Supreme has unveiled their latest Spring/Summer 2019 collaboration, and although the brand has partnered with high-end designers in the past, this time they teamed up with one of the most iconic names in modern fashion—French couturier and street style originator Jean Paul Gaultier

The fashion trailblazer earned a reputation as the "enfant terrible" in the '80s for his use of unconventional materials and provocative references to sex and politics. The namesake designer channeled his esteemed reputation as a tailor and innovator in his Supreme collaboration by integrating cultural messaging, sleek silhouettes, and contrasting materials into the collection. 

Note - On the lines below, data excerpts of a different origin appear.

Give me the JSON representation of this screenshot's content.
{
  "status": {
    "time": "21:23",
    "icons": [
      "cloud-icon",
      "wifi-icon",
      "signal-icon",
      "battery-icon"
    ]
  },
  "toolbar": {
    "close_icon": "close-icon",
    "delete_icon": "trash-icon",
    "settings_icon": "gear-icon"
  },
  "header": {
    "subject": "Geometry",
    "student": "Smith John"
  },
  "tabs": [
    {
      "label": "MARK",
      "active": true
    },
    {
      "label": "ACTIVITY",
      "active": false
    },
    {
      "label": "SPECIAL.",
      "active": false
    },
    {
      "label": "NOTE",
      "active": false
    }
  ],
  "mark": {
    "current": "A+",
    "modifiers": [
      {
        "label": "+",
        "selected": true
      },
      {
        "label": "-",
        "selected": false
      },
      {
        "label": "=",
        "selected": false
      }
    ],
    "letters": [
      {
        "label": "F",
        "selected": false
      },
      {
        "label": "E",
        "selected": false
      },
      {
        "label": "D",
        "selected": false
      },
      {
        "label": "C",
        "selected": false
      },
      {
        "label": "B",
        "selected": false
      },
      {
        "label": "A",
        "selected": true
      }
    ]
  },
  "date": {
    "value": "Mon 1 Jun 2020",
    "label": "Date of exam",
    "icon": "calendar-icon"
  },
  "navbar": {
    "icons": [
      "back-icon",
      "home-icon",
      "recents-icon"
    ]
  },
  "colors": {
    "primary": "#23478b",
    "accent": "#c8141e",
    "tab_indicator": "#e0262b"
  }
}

In terms of the Supreme/Gaultier pairing, their reputations in the fashion world do sit on common ground, as both are known for being sexy, exuberant, and referential. Jean Paul has rolled back his contributions to mainstream fashion in recent years after announcing that he would be focusing primarily on his couture collections and brand collaborations rather than seasonal ready-to-wear. Despite scaling back his prolific sensibilities, Gaultier's reputation is one that will continue to influence the world of fashion for generations to come

Throughout his career he has defiantly signaled that he doesn't waste time being concerned over who his designs have offended. In addition to conceiving the iconic cone bra, Gaultier has cemented his legendary status through decades of jaw-dropping runway shows—such as his Spring/Summer 1992 exhibition in which Madonna transcended down the runway with her breasts on display, long before it was commonplace for designers to showcase nudity. They also collaborated on custom pieces for her Blond Ambition world tour in 1990

Supreme and Gaultier tapped Madonna's daughter Lourdes Leon for the campaign.

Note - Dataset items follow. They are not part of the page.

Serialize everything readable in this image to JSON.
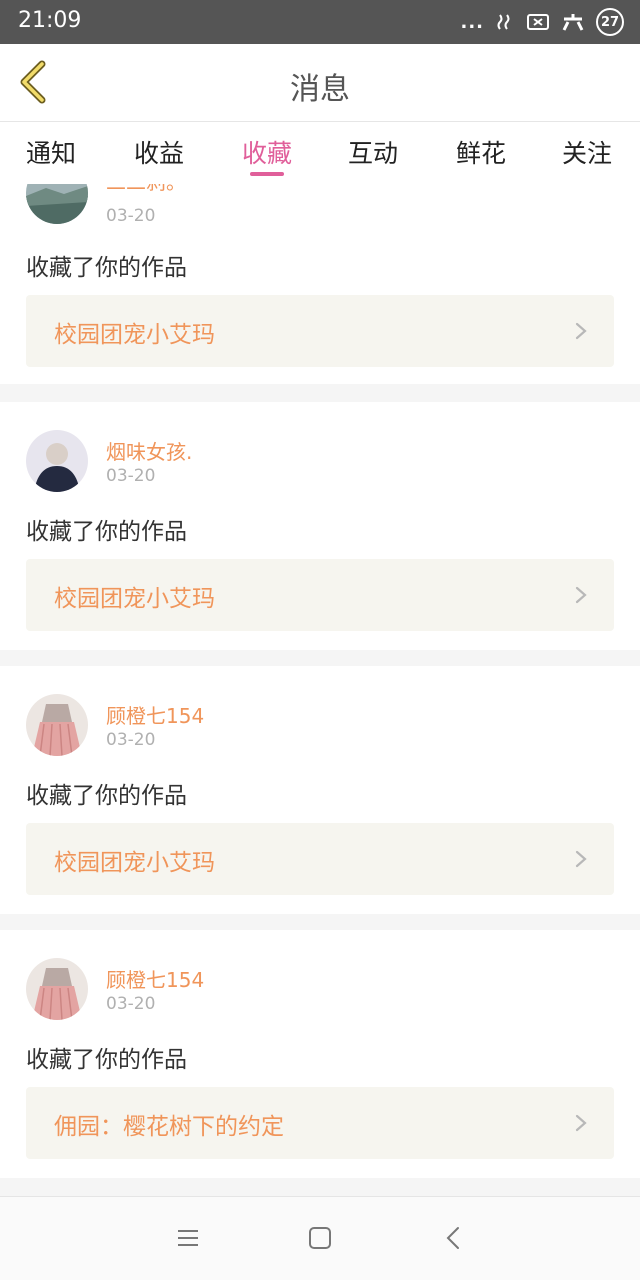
{
  "status_bar": {
    "time": "21:09",
    "dots": "...",
    "battery_level": "27",
    "icons": [
      "signal-icon",
      "close-box-icon",
      "network-icon",
      "battery-icon"
    ]
  },
  "header": {
    "title": "消息",
    "back_icon": "chevron-left-icon"
  },
  "tabs": [
    {
      "label": "通知",
      "active": false
    },
    {
      "label": "收益",
      "active": false
    },
    {
      "label": "收藏",
      "active": true
    },
    {
      "label": "互动",
      "active": false
    },
    {
      "label": "鲜花",
      "active": false
    },
    {
      "label": "关注",
      "active": false
    }
  ],
  "feed": {
    "items": [
      {
        "username": "二二刹。",
        "date": "03-20",
        "action": "收藏了你的作品",
        "work_title": "校园团宠小艾玛"
      },
      {
        "username": "烟味女孩.",
        "date": "03-20",
        "action": "收藏了你的作品",
        "work_title": "校园团宠小艾玛"
      },
      {
        "username": "顾橙七154",
        "date": "03-20",
        "action": "收藏了你的作品",
        "work_title": "校园团宠小艾玛"
      },
      {
        "username": "顾橙七154",
        "date": "03-20",
        "action": "收藏了你的作品",
        "work_title": "佣园：樱花树下的约定"
      }
    ]
  },
  "colors": {
    "accent": "#e05f9a",
    "name_orange": "#f0955a",
    "link_bg": "#f6f5ef",
    "status_bg": "#555555"
  },
  "nav": {
    "icons": [
      "menu-icon",
      "home-square-icon",
      "back-arrow-icon"
    ]
  }
}
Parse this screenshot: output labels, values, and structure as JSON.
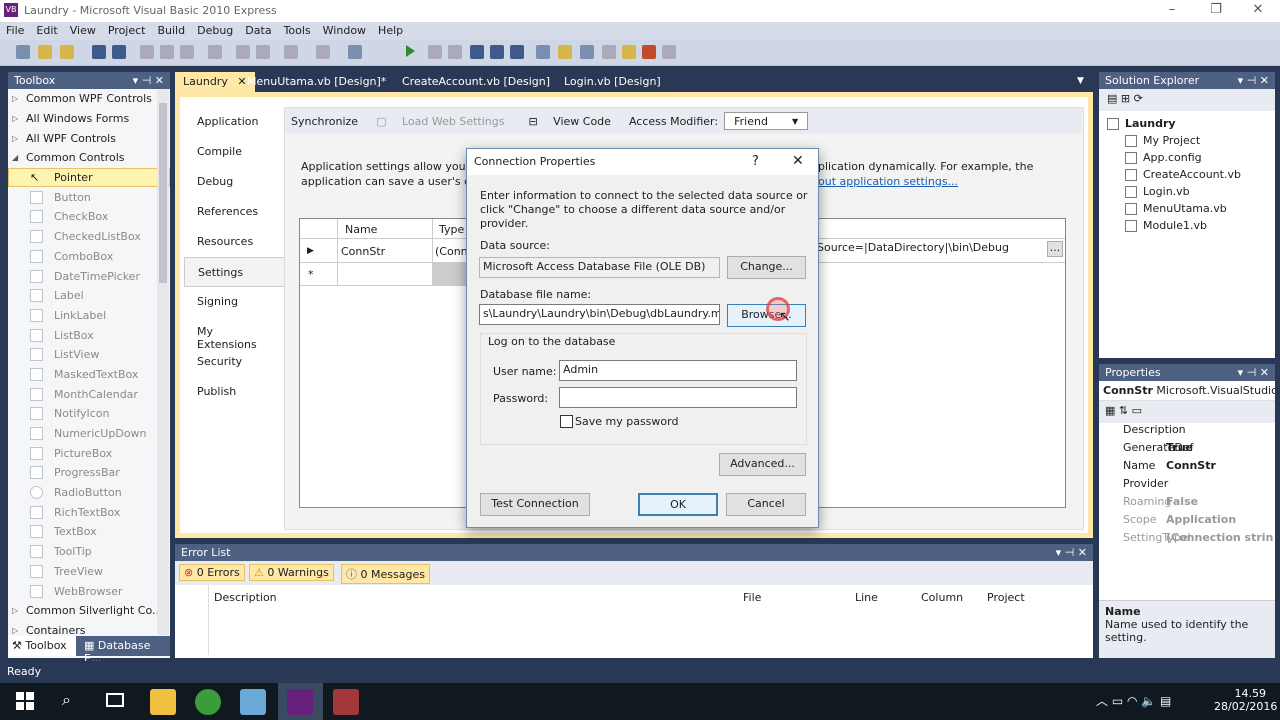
{
  "window": {
    "title": "Laundry - Microsoft Visual Basic 2010 Express"
  },
  "menu": [
    "File",
    "Edit",
    "View",
    "Project",
    "Build",
    "Debug",
    "Data",
    "Tools",
    "Window",
    "Help"
  ],
  "toolbox": {
    "title": "Toolbox",
    "groups_top": [
      "Common WPF Controls",
      "All Windows Forms",
      "All WPF Controls",
      "Common Controls"
    ],
    "items": [
      "Pointer",
      "Button",
      "CheckBox",
      "CheckedListBox",
      "ComboBox",
      "DateTimePicker",
      "Label",
      "LinkLabel",
      "ListBox",
      "ListView",
      "MaskedTextBox",
      "MonthCalendar",
      "NotifyIcon",
      "NumericUpDown",
      "PictureBox",
      "ProgressBar",
      "RadioButton",
      "RichTextBox",
      "TextBox",
      "ToolTip",
      "TreeView",
      "WebBrowser"
    ],
    "groups_bottom": [
      "Common Silverlight Co...",
      "Containers"
    ],
    "tab_toolbox": "Toolbox",
    "tab_db": "Database E..."
  },
  "doc_tabs": [
    "Laundry",
    "MenuUtama.vb [Design]*",
    "CreateAccount.vb [Design]",
    "Login.vb [Design]"
  ],
  "project_tabs": [
    "Application",
    "Compile",
    "Debug",
    "References",
    "Resources",
    "Settings",
    "Signing",
    "My Extensions",
    "Security",
    "Publish"
  ],
  "settings": {
    "synchronize": "Synchronize",
    "load_web": "Load Web Settings",
    "view_code": "View Code",
    "access_modifier": "Access Modifier:",
    "access_value": "Friend",
    "desc1": "Application settings allow you to",
    "desc1b": "plication dynamically. For example, the",
    "desc2": "application can save a user's colo",
    "link": "out application settings...",
    "col_name": "Name",
    "col_type": "Type",
    "row_name": "ConnStr",
    "row_type": "(Conn",
    "row_value": "Source=|DataDirectory|\\bin\\Debug",
    "ellipsis": "..."
  },
  "dialog": {
    "title": "Connection Properties",
    "help": "?",
    "intro": "Enter information to connect to the selected data source or click \"Change\" to choose a different data source and/or provider.",
    "ds_label": "Data source:",
    "ds_value": "Microsoft Access Database File (OLE DB)",
    "change": "Change...",
    "db_label": "Database file name:",
    "db_value": "s\\Laundry\\Laundry\\bin\\Debug\\dbLaundry.mdb",
    "browse": "Browse...",
    "logon": "Log on to the database",
    "user_label": "User name:",
    "user_value": "Admin",
    "pass_label": "Password:",
    "save_pw": "Save my password",
    "advanced": "Advanced...",
    "test": "Test Connection",
    "ok": "OK",
    "cancel": "Cancel"
  },
  "errors": {
    "title": "Error List",
    "errors": "0 Errors",
    "warnings": "0 Warnings",
    "messages": "0 Messages",
    "cols": [
      "Description",
      "File",
      "Line",
      "Column",
      "Project"
    ]
  },
  "solution": {
    "title": "Solution Explorer",
    "root": "Laundry",
    "items": [
      "My Project",
      "App.config",
      "CreateAccount.vb",
      "Login.vb",
      "MenuUtama.vb",
      "Module1.vb"
    ]
  },
  "properties": {
    "title": "Properties",
    "object": "ConnStr",
    "object_type": "Microsoft.VisualStudio",
    "rows": [
      {
        "k": "Description",
        "v": ""
      },
      {
        "k": "GenerateDef",
        "v": "True"
      },
      {
        "k": "Name",
        "v": "ConnStr"
      },
      {
        "k": "Provider",
        "v": ""
      },
      {
        "k": "Roaming",
        "v": "False"
      },
      {
        "k": "Scope",
        "v": "Application"
      },
      {
        "k": "SettingTypeI",
        "v": "(Connection strin"
      }
    ],
    "help_title": "Name",
    "help_text": "Name used to identify the setting."
  },
  "status": "Ready",
  "clock": {
    "time": "14.59",
    "date": "28/02/2016"
  }
}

Gaultier integrated his signature religious, political, and sexual inspirations into the 17-piece Supreme collection.

The range of garments include a double breasted blazer, cargo suit pant, cargo suit jackets, faux fur coat, plaid pants emblazoned with the text "Fuck Racism," and more. The collection will be available online and in select New York, Los Angeles, Paris and London locations starting April 11. Supreme stores in Japan will unveil the collaboration on April 13.